There are so many things to do and to see on a Saadani exploratory safari that you will have to return to cover the things you missed on a shorter stay or to simply re-experience it. Opportunities to relax include sandbank picnics, bush dinners, campfire sundowners, in-spa massages, yoga and meditation or simply dreaming in a hammock as the sun sparkles on the azure sea. More active souls might swim in the warm, shallow lagoons or snorkel amongst the bright denizens of fantastic coral reefs. The culturally minded can vary their Africa experiential tour with visits to historical sites, cultural villages, attend ethnic dances and consult a witch doctor! Guided beach walking quests teach you to read the events of the night in tracks in the sand, where elephants have walked in the moonlight or antelopes have fled from pursuing predators. Boat safaris in canoes, motor boats or dhows on sea or river are piloted by experienced guides who will sail you down the palm-forested coast, introduce you safely to the riverside haunts of hippos and crocodile, take you for bird-watching forays through an enchanted forest, rich with rainbow painted parrots, jewel-like weaver birds and prehistoric hornbills, or punt you through mangrove swamps alive with the calls of birds and monkeys, where you may spot folded bats hanging from the branches or even the coconut tree-climbing crabs. The scream of a hunting fish eagle or clattering of a wooly necked stork will haunt your dreams.

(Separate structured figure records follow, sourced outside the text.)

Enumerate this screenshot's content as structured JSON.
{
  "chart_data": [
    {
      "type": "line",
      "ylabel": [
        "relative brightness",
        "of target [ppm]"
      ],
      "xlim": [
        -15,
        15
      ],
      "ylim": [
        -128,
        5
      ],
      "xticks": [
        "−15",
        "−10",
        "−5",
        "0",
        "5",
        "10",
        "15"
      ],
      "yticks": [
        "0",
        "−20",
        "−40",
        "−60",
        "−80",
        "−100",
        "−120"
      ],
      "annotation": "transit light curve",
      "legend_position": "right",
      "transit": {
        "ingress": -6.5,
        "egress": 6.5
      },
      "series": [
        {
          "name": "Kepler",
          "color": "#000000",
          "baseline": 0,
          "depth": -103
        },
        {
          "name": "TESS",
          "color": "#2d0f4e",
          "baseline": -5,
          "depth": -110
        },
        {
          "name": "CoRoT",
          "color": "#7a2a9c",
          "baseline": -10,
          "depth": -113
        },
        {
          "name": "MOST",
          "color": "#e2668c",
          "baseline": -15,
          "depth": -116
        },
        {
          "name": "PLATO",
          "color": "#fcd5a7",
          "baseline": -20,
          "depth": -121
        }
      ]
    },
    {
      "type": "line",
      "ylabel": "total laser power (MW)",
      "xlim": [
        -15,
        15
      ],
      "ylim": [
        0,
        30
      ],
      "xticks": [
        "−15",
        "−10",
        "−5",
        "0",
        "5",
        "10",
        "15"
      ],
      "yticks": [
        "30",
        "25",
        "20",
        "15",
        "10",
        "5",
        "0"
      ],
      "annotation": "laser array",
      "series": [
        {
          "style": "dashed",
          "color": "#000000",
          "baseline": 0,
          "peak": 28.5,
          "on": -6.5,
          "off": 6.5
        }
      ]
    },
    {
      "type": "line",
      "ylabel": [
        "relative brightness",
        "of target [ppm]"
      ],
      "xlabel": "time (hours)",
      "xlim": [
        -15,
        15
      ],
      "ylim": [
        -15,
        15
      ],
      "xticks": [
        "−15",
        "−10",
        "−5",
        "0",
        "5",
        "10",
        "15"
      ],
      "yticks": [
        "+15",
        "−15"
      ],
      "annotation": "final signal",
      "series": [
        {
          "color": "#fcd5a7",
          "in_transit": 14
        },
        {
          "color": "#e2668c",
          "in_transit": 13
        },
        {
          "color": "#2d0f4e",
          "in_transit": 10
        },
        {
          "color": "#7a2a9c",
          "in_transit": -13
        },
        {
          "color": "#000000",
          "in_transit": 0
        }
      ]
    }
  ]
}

Unmissable game drives, in jeeps designed for open-sided all round viewing in shaded comfort with tired seats, 2-way radio communication and onboard drinks and snacks will convey you and your enthusiastic guide through the park, in pursuit of memorable cameos of wildlife encounters. Experience the bizarre giraffe at Saadani, featured in ancient cave paintings, always stands, even when sleeping and giving birth. A baby giraffe tumbles six feet to the ground. Without the rete mirabile, a network of capillaries, in its neck to help blood travel to the brain, the giraffe would lose consciousness each time it splays its long legs and lowers its 200 kilo neck to drink. Walking or galloping on its dinner-plate hooves, it covers 15 feet at each stride. On most wildlife trips in Saadani with KilimanjaroTravels.com, you are almost certain to spot the big four, as well as a selection of ungulates: greater kudu, looking as if they are wearing striped horse-blankets across their flanks, and gentle suni antelope, plump and small with pointed nose, and males having raked back needle sharp horns range, together with tiny, endearing red duiker and Roosevelt’s sable, smaller and more rufous than its stalwart chestnut cousin, with deep-threaded backward arching horns. Buffalo, waterbuck and yellow baboon are also common on roadside grassland, whilst colobus monkeys chatter from the tops of date and coconut palms.